Défendez le droit d'asile !

Des réformes pour la rentrée 2013 ?

L'Europe s'achemine lentement vers un système d'asile harmonisé. Dans ce contexte, le gouvernement français semble vouloir entamer une refonte du système d'accueil des demandeurs d'asile et une révision plus générale du CESEDA.

Dans un entretien au Monde du 4/05/2013, le ministre de l'Intérieur Manuel Valls rappelait que ces réformes s'inscrivent dans l'accord auquel les Etats membres de l'UE sont parvenus sur le système d'asile commun, un processus engagée en 1999 visant à l'harmonisation entre les 27. L'accord doit être avalisé en juin par un vote du Parlement européen, puis les États membres auront deux ans pour mettre en place les dispositions.

Parmi ces réformes évoquées par le ministre, on semble s'acheminer vers une réduction des délais, des transformations réglementaires pour la procédure du recours devant la CNDA, mais aussi des mesures sur le règlement Dublin 2, et une "action déterminée sur les déboutés".

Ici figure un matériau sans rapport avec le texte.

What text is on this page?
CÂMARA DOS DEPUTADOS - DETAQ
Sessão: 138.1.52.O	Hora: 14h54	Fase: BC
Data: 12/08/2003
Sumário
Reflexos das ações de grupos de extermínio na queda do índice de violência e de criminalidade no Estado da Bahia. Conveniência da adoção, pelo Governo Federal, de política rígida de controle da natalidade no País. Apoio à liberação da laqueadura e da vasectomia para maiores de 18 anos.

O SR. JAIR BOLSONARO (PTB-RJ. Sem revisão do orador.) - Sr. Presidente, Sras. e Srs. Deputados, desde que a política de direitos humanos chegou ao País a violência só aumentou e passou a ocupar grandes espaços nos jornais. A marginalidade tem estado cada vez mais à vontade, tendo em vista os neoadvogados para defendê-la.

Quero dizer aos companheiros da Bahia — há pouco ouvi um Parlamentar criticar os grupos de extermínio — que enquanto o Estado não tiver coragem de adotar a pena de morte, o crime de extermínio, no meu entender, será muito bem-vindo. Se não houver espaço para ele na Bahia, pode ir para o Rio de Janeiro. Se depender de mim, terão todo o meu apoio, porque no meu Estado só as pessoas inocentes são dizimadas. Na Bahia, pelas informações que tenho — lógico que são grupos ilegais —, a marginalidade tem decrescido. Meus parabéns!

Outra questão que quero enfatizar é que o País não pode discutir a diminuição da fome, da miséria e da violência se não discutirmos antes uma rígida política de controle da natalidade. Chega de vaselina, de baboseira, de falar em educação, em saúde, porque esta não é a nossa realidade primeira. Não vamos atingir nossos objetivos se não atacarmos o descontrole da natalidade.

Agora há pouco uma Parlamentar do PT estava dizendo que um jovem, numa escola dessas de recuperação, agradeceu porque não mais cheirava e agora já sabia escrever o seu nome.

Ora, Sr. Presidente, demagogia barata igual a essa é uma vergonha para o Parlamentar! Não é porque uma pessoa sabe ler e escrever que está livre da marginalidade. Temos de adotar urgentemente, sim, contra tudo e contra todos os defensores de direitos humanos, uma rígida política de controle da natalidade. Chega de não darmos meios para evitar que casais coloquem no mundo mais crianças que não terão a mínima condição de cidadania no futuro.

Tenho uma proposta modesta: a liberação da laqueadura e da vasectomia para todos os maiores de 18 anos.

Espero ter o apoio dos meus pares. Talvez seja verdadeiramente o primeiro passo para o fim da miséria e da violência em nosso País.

Si des blocages apparaissent dans le système d'asile français, c'est moins le résultat d'une augmentation des chiffres – rappelons que nous sommes loin des chiffres de primo-arrivants atteints dans les années 80, et que l'Allemagne est le premier pays d'accueil devant la France – que d'une mauvaise gestion du système. Le rôle accru des préfectures et la chasse au "faux demandeur" ont un coût. Les conditions d'examen et le taux élevé de rejet en France et dans d'autres pays de l'UE est la source de l'échec du système Dublin 2, et à la mise en orbite de demandeurs qui engagent, de fait, plusieurs démarches successives. Le refus de permettre aux demandeurs d'asile l'accès au marché du travail les rend totalement dépendants des subsides et de l'hébergement offert par la collectivité. L'existence de procédures d'urgence encombre le flux normal de l'examen à l'OFPRA et obstrue tout le système. Le manque de moyens alloués à la CNDA cause des embouteillages périodiques – et des procédures d'une durée aléatoire. Et surtout, la dégradation des conditions d'accueil notamment des personnes en procédure dite "prioritaire" génère un accroissement continuel des coûts pour la collectivité, en termes de santé publique, d'hébergement, de surcharge du secteur associatif.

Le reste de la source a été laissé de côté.